Toombs’ populist Jim Crow rhetoric appealed to white farmers and workers afraid of a changing society and who were harboring a deep resentment of federal authority. But Toombs was respected at the highest levels of society, too. In 1872, the University of Georgia invited him to deliver the commencement address. Far from being ostracized, he had multiple platforms from which to rail against the rights and rules put in place during Reconstruction, declaring, Stovall writes, that they were “the product of ‘aliens and usurpers,’ and that he would have none of it.”

At the Georgia constitutional convention of 1877, Toombs argued that “a new and ignorant element had been thrown in among the people as voters,” and as Stovall quotes Toombs, “We must not only protect ourselves against them but in behalf of the poor African, I would save him from himself ... [since] their previous condition ... was such as to disqualify them from exercising the right of self-government.”

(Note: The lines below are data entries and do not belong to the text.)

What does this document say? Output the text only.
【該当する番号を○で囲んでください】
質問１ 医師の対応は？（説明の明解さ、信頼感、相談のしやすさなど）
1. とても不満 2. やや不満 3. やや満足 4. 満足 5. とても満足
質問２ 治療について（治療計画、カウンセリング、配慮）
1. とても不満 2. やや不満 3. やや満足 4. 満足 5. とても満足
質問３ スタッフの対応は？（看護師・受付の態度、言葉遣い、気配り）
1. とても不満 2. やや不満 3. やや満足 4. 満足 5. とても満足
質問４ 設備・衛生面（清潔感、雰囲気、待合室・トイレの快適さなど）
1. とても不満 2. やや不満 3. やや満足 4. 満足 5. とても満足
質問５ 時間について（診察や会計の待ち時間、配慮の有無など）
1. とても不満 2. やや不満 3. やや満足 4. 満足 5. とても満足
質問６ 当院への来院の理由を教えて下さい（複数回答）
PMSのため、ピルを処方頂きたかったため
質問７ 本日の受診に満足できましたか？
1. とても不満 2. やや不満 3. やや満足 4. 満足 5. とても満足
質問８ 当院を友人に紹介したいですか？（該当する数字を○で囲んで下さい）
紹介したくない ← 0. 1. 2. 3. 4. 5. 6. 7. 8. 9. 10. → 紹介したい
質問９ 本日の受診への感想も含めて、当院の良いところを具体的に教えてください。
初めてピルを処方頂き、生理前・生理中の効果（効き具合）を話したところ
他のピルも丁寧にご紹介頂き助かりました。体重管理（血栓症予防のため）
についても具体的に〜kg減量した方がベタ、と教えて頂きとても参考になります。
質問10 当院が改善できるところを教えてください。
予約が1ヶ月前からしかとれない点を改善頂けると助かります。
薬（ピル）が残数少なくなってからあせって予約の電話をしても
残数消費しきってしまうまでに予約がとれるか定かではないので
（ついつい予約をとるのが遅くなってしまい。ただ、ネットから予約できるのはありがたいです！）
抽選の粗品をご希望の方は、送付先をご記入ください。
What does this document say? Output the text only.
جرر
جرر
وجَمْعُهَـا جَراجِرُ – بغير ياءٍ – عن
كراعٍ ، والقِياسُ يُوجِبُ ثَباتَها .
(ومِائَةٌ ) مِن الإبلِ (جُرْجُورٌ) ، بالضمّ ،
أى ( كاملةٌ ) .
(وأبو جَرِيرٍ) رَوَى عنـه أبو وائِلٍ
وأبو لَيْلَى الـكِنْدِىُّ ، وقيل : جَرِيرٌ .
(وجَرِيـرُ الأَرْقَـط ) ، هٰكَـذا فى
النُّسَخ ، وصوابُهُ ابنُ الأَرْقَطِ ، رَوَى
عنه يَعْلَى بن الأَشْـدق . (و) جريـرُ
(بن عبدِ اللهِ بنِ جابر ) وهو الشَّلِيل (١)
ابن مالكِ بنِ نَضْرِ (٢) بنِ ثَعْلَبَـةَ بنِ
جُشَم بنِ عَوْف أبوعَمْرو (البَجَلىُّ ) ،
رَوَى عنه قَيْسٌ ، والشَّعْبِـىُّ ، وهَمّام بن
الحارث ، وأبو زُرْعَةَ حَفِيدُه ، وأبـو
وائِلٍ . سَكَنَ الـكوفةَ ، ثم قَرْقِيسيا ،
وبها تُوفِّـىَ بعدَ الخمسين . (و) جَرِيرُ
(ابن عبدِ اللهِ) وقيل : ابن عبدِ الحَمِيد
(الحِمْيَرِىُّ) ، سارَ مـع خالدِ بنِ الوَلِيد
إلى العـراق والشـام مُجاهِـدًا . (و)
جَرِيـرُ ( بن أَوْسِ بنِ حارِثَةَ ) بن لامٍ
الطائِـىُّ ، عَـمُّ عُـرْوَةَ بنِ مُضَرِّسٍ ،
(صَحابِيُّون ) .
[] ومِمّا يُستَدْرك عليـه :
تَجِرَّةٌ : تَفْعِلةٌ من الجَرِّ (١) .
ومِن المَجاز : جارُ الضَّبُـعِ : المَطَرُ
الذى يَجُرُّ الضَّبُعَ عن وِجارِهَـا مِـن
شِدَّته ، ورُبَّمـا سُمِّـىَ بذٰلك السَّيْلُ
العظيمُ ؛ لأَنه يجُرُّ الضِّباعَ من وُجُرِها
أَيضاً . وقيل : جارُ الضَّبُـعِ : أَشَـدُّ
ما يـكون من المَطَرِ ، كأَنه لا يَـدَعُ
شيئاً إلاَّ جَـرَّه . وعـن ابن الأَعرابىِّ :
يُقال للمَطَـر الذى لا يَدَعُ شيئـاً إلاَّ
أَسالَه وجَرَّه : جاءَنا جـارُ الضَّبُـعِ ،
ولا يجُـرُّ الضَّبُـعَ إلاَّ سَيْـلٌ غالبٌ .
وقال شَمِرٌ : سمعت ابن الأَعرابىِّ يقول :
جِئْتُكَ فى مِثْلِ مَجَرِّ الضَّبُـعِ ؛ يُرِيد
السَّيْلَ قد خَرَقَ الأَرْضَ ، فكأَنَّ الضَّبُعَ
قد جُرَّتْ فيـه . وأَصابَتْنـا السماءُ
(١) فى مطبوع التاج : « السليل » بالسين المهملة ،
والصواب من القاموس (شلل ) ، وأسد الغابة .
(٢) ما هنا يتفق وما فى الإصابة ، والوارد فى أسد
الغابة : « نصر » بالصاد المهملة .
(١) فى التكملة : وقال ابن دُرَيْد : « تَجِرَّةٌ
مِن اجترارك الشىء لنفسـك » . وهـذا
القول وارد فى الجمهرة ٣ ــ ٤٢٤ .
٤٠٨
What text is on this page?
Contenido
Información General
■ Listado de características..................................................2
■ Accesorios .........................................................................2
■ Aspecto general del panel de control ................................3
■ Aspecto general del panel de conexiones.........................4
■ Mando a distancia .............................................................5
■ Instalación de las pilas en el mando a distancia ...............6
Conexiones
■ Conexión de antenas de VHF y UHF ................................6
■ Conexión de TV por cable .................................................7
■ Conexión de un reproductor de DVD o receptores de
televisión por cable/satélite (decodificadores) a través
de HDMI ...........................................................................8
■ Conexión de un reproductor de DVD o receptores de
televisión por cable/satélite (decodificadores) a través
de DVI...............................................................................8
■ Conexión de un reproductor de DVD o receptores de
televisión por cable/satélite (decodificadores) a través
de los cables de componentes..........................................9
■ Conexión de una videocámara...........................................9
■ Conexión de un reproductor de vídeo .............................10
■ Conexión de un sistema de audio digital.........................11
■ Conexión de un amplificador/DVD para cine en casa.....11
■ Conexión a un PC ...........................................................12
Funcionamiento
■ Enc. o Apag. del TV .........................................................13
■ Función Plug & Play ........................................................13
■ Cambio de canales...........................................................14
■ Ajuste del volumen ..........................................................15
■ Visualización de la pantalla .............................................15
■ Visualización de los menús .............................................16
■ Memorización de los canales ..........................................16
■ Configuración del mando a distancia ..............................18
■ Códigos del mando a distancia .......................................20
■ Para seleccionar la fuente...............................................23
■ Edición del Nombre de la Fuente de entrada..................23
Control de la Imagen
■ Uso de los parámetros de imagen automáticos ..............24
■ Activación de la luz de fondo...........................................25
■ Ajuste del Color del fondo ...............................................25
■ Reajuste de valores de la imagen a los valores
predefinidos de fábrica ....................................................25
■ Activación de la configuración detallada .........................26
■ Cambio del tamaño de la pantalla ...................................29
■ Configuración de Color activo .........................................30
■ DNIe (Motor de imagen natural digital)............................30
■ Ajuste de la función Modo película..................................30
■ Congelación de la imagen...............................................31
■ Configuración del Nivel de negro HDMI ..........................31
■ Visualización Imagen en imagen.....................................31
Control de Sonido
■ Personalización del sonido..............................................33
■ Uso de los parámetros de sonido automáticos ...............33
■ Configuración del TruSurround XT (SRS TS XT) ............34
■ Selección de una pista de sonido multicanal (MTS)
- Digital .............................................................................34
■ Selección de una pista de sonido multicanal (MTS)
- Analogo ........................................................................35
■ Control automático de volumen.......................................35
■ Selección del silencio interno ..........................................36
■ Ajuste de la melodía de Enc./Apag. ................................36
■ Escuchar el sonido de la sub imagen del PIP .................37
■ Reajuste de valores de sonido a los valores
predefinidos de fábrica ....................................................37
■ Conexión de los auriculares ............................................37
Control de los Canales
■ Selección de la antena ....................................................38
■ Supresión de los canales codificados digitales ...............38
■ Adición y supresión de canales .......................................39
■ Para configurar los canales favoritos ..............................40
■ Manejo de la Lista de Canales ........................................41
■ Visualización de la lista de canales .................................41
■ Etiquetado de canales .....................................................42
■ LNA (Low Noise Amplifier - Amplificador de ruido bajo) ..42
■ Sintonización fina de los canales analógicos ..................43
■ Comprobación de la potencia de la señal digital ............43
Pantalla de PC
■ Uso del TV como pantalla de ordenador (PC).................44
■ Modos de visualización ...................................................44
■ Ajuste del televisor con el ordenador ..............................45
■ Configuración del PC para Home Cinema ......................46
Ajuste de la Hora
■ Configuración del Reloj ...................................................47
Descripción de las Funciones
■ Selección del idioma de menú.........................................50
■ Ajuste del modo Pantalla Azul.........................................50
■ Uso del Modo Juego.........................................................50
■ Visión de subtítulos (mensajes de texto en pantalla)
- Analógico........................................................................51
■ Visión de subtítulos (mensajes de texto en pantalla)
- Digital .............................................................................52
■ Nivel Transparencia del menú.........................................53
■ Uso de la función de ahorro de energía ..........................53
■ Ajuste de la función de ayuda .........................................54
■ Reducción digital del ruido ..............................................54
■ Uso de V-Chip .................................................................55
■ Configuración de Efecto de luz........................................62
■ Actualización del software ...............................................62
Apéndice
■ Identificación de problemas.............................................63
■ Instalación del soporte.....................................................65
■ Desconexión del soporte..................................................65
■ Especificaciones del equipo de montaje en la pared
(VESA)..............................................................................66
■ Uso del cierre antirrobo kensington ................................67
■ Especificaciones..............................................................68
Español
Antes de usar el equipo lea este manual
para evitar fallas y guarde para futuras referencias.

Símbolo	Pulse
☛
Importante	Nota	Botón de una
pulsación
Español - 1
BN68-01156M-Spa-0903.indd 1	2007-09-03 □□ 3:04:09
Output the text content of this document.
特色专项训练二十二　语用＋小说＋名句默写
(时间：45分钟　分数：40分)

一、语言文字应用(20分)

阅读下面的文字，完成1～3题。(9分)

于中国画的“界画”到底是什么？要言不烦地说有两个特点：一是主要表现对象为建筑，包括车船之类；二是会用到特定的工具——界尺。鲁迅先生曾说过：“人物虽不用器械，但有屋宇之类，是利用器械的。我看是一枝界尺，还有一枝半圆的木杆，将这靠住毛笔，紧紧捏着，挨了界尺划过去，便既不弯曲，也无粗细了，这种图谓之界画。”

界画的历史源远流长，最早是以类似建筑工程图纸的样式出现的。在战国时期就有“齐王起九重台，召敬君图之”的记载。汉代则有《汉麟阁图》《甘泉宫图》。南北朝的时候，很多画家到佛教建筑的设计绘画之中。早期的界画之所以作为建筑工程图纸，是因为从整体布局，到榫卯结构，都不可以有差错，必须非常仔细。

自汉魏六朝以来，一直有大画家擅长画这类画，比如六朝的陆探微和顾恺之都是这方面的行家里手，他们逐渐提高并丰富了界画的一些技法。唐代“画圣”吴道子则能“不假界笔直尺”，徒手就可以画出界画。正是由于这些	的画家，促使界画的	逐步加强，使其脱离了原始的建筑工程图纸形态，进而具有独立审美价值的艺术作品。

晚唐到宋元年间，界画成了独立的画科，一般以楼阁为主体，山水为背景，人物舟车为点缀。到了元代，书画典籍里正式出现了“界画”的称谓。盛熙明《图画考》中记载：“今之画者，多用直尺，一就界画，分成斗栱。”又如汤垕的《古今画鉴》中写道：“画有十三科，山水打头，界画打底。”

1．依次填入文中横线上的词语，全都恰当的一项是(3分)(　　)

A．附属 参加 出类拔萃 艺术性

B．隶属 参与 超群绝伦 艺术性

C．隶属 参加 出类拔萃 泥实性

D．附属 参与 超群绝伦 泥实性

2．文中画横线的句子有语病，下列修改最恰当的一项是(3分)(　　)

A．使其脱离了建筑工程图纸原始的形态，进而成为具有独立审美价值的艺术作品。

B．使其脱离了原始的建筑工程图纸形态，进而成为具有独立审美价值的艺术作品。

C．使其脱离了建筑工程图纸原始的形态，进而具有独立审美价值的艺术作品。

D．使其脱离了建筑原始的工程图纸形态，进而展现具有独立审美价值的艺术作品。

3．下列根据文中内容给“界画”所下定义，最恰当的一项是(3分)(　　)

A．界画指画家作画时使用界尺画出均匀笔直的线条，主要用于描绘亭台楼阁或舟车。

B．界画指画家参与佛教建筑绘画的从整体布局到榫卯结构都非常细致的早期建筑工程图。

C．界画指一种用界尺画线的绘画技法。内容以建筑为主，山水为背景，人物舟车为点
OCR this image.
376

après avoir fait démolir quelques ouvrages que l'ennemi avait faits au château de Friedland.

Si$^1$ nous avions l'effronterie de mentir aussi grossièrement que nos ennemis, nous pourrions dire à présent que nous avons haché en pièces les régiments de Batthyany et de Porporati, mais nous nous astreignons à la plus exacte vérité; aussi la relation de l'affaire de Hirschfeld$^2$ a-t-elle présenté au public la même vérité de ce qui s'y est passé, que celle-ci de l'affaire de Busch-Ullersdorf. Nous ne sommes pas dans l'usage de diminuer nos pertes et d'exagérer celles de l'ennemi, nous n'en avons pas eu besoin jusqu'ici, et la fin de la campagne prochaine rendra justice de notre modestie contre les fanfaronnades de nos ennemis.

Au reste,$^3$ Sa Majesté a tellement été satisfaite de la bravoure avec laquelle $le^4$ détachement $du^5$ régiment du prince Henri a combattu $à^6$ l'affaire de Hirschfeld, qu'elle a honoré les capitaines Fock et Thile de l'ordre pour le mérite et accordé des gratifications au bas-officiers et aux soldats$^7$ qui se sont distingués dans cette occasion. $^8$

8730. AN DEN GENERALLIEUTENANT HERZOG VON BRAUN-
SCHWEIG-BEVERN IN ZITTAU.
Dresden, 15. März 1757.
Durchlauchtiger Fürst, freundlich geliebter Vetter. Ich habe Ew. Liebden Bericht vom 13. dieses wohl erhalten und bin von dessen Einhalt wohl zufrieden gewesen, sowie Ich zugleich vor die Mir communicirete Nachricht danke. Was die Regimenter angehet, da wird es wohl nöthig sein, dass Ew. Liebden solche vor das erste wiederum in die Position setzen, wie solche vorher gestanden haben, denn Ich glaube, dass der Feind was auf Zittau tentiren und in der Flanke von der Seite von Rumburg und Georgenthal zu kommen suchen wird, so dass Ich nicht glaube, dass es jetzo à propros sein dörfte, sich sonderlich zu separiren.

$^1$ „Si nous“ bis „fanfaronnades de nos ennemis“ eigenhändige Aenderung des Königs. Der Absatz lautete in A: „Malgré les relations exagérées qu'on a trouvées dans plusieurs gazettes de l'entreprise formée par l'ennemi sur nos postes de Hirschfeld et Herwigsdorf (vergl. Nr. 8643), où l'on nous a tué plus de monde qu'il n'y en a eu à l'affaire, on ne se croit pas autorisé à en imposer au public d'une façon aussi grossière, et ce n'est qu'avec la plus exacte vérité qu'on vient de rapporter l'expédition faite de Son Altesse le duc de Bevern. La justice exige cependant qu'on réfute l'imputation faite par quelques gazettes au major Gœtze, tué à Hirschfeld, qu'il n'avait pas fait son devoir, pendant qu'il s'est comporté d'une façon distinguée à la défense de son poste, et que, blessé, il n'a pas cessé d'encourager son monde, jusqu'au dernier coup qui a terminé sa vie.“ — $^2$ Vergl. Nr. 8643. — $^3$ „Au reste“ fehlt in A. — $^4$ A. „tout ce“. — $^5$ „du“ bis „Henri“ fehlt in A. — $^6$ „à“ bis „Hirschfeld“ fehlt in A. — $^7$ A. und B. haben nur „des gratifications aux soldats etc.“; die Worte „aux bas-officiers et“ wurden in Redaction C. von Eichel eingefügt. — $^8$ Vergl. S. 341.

The racist views of Robert Toombs and others like him continue today in Donald Trump and those Republicans desperate to limit voting rights in order to hold onto power.

We must do all we can to prove the late American writer William Faulkner wrong when he wrote, “The past is never dead. It isn’t even past.” We must make it past. We must not allow our era’s Robert Toombses to dominate. He belongs in the dustbin of history and with him those who are trying to take our country backwards instead of forward into a fairer and more equitable future.